Le dentaphone (ou ostéophone) est composé d’une membrane fixée au bout d’une tige dont l’autre extrémité est tenue entre les dents. Les sons sont ainsi transmis à l’oreille interne par conduction osseuse. Ce système, connu depuis l’Antiquité, était utilisé par Beethoven. Devenu sourd à l’âge de 26 ans, il parvenait à composer en appuyant une tige de bois sur son piano tout en tenant une des extrémités avec ses dents. Il pouvait alors entendre le vibrations acoustiques de son instrument : chapeau bas l’artiste !

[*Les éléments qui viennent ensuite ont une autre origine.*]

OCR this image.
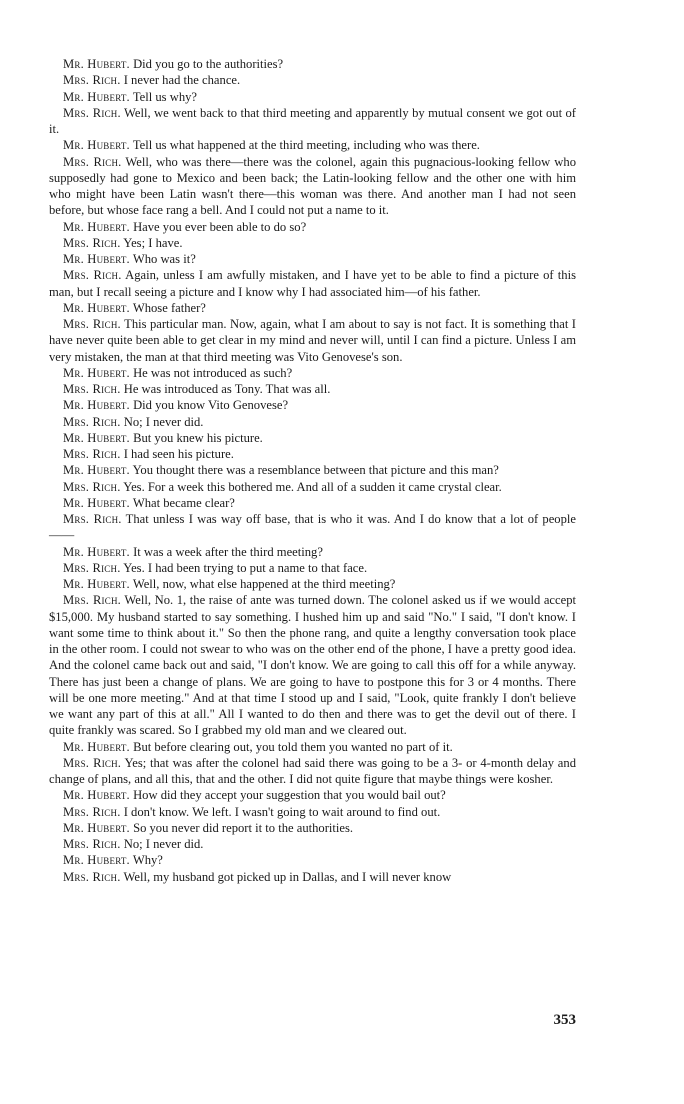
Mr. Hubert. Did you go to the authorities?

Mrs. Rich. I never had the chance.

Mr. Hubert. Tell us why?

Mrs. Rich. Well, we went back to that third meeting and apparently by mutual consent we got out of it.

Mr. Hubert. Tell us what happened at the third meeting, including who was there.

Mrs. Rich. Well, who was there—there was the colonel, again this pugnacious-looking fellow who supposedly had gone to Mexico and been back; the Latin-looking fellow and the other one with him who might have been Latin wasn't there—this woman was there. And another man I had not seen before, but whose face rang a bell. And I could not put a name to it.

Mr. Hubert. Have you ever been able to do so?

Mrs. Rich. Yes; I have.

Mr. Hubert. Who was it?

Mrs. Rich. Again, unless I am awfully mistaken, and I have yet to be able to find a picture of this man, but I recall seeing a picture and I know why I had associated him—of his father.

Mr. Hubert. Whose father?

Mrs. Rich. This particular man. Now, again, what I am about to say is not fact. It is something that I have never quite been able to get clear in my mind and never will, until I can find a picture. Unless I am very mistaken, the man at that third meeting was Vito Genovese's son.

Mr. Hubert. He was not introduced as such?

Mrs. Rich. He was introduced as Tony. That was all.

Mr. Hubert. Did you know Vito Genovese?

Mrs. Rich. No; I never did.

Mr. Hubert. But you knew his picture.

Mrs. Rich. I had seen his picture.

Mr. Hubert. You thought there was a resemblance between that picture and this man?

Mrs. Rich. Yes. For a week this bothered me. And all of a sudden it came crystal clear.

Mr. Hubert. What became clear?

Mrs. Rich. That unless I was way off base, that is who it was. And I do know that a lot of people——

Mr. Hubert. It was a week after the third meeting?

Mrs. Rich. Yes. I had been trying to put a name to that face.

Mr. Hubert. Well, now, what else happened at the third meeting?

Mrs. Rich. Well, No. 1, the raise of ante was turned down. The colonel asked us if we would accept $15,000. My husband started to say something. I hushed him up and said "No." I said, "I don't know. I want some time to think about it." So then the phone rang, and quite a lengthy conversation took place in the other room. I could not swear to who was on the other end of the phone, I have a pretty good idea. And the colonel came back out and said, "I don't know. We are going to call this off for a while anyway. There has just been a change of plans. We are going to have to postpone this for 3 or 4 months. There will be one more meeting." And at that time I stood up and I said, "Look, quite frankly I don't believe we want any part of this at all." All I wanted to do then and there was to get the devil out of there. I quite frankly was scared. So I grabbed my old man and we cleared out.

Mr. Hubert. But before clearing out, you told them you wanted no part of it.

Mrs. Rich. Yes; that was after the colonel had said there was going to be a 3- or 4-month delay and change of plans, and all this, that and the other. I did not quite figure that maybe things were kosher.

Mr. Hubert. How did they accept your suggestion that you would bail out?

Mrs. Rich. I don't know. We left. I wasn't going to wait around to find out.

Mr. Hubert. So you never did report it to the authorities.

Mrs. Rich. No; I never did.

Mr. Hubert. Why?

Mrs. Rich. Well, my husband got picked up in Dallas, and I will never know

353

A la même époque, la société Hawksley construit le premier appareil auditif individualisable, avec un piston coulissant permettant de moduler l’amplification. l’entreprise mettra ensuite au point le Bilateral Circular Receptor qui favorise une audition omnidirectionnelle.

Dans un autre genre, le fauteuil auditif, créé en 1841, est muni de « deux oreilles » qui captent les sons sur chaque accoudoir et de deux tubes d’air comprimé qui les amplifient. Ce système, resté relativement confidentiel, a permis cependant la création de pièces uniques dignes de musée.

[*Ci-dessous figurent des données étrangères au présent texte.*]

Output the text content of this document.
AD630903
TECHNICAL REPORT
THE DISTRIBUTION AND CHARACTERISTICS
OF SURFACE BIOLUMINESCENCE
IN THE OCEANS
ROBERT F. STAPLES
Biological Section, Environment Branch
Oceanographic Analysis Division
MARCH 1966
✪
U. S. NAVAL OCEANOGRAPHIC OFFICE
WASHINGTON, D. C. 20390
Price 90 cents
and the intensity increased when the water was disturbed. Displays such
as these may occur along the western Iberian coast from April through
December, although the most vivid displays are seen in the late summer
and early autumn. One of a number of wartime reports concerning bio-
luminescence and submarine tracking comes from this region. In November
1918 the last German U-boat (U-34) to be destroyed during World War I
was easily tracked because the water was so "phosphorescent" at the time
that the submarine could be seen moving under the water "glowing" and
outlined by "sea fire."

Encombrants, de faible gain, les marchés à la fin du XIX ème siècle ne propose que des cornets et appareil binauraux qui offraient peu de différences dans la forme et l’application !

Un tournant s’amorce avec l‘invention du téléphone par Graham Bell, dont la mère était atteinte de surdité, en 1876 : la conversion des ondes sonores en impulsions électriques marque une étape dans l’évolution de l’aide auditive.

En 1895, l’ingénieur Hutchison invente le premier appareil auditif utilisant le microphone à charbon breveté par Thomas Edison. Transportable, cette prothèse nommée Akoulathon coûtait à l’époque 400 dollars, ce qui représente aujourd’hui près de 9000 euros ! Elle était donc réservée aux plus fortunés. En 1902, Hutchison développe Acousticon, transportable et équipé d’une batterie : la reine Alexandra d’Angleterre fit partie de ses utilisateurs.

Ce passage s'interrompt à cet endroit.